湖太郎は、降りしきる雨の中一心にため池を押さえ込んでいたが、後ろの方に人の気配がしたのでうっかり力を抜いてしまった。
「湖太郎さん、気にしなさんな。わしが後を引き継ぐゆえ一息つきなされ。握り飯を持ってきたよ。そちらの木陰ならば少しは雨も避けられるじゃろうて。」
龍之介はそう言うと弁当を湖太郎に渡し、雨の中ため池をひと睨みして一緒に木陰に腰掛けた。
「湖太郎さんすまなんだな。わしらがもっと早く対処していればこんな大事にはならなんだのに、近頃蕎麦打ちに精を出しすぎたかの。もう少し見回りをせねばならんのう。昔は山崩れだの山津波だのと人々も恐れ山を手入れし木々の根が張り巡るように知恵を絞っておったのじゃがな。近頃の人は地中の水源などおかまいなしじゃ。木々の根が如何に大切かなど露ほども知らぬ。わしらの力が及ばぬ事態も起きるやもしれぬのう。」
そう言うとまたため池を睨みつけ、タバコに火をつけた。
「湖太郎さん、飯が済んだら少し眠りなされ。わしが後は引き受ける。二人で交代すればなんという事もなかろう。こうしているうちにモグラ達と大山椒魚達が向こうの尾根に穴を開けてくれるてはずじゃ。最後にザリガニどんに水の側から穴を貫通させれば里に流れる心配も無い。向こうの尾根の動物達にはしばらくこちらにて不自由をかけるが、夏が終わる頃には元どおりの生活になるじゃろう。」
そう言うとまたひと睨み睨みを効かせ煙をほぅっと吹き出した。
龍之介が来て今までの疲れが出たのか湖太郎は木の根方にごろりとなると頭が地面に着いた時にはもう夢の中に落ちてしまっていた。
龍之介はこの大事が済んだらどんなご馳走を作ろうか、などと考えながらも抜かりなくため池を睨み続けた。

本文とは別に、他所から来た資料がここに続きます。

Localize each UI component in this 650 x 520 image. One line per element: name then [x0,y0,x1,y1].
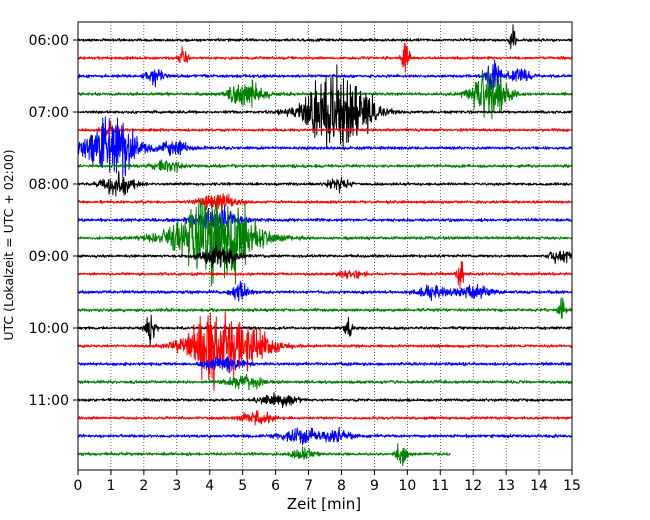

雨は強くなり弱くなりと変化はしたが降り止むことは無かった。二日の間湖太郎と龍之介は池を睨み、そして崩れることの無いように見回った。三日目の明け方だった。モグラの若頭の真生が龍之介の足元にやってくると
「穴は大方出来上がりました。椒太郎さんが、今ザリガニたちを池に連れて行き池の中から穴を開けています。夕方までにはこの池の水も抜けましょう。この後はこの倒木をどけて穴を埋めれば、里は安全でしょう。湖太郎さんの住まいも元どおりになるまではまだ一週間はかかりましょうが、今しばらくご辛抱ください。」そう言うと足早にまた向こうの尾根に行ってしまった。

山の向こう側でどどどどどぉんと水が吹き出す音がしてしばらくは轟音が山々に鳴り響いた。そして、辺りは何事もなかったかのように静かになった。雨はパラパラと音をかすかに立てて色濃くなった紫陽花にしずくを作っていたが、空が明るくなり始め里の方に虹が架かっていた。

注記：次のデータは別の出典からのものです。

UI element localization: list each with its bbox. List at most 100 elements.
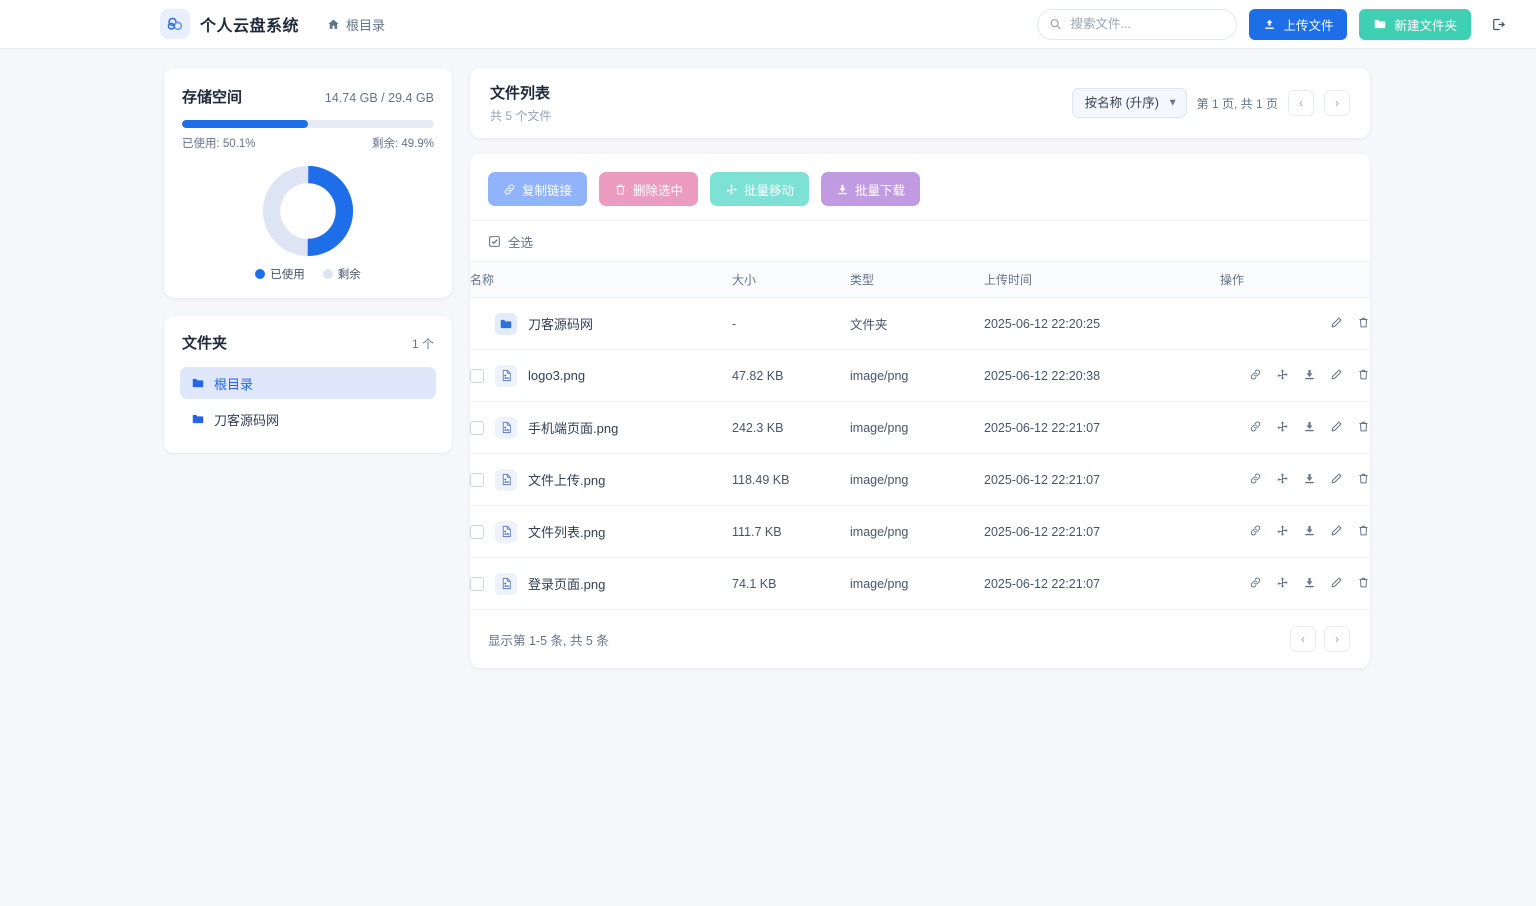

龍之介は湖太郎を伴い洞穴に帰ってきた。そこには椒太郎と湖二郎が太郎とともに待っていた。疲れが肩を伝って全身にじんわりと沁みてきた。すると外から可愛らしい声がして梅の花と桜の花の精霊姉妹の梅花姫と桜花姫が岩魚の塩焼きと握り飯、漬物や煮物を携えてやってきてくれた。そして、モグラの真生が葛餅を若い者幾人かと差し入れにやってきた。
「今回は皆のおかげで里に大水が出る事もなく山が荒れずに済みました。湖太郎さん本当にありがとう。わしらはこれからは2人交代で山をみまわらねばならんのう。向こうの尾根の動物たちにも不自由をかけるじゃろうが山神と話してこれからの事を考えて行くよ。本当にようやってくれた事を感謝する。」
龍之介はそう言うと座敷にご馳走をならべた。すると真生が
「我らは葛餅を差し入れに参りましたまで、これにて失礼いたします。あまり地上にいるのは心地が悪うございますゆえ。」
と頭を下げると帰って行ってしまった。

龍之介は洞窟の外に出て空を見上げた。夕陽に染まった雲がゆっくりと流れてゆく。葉っぱに残った雨粒に夕陽が反射して紫陽花の花にさよならを告げていた。そろそろ梅雨も終わりだな、そう思いながらタバコに火を点けた。薄紫の煙が空に祈りを込めるように昇っていった。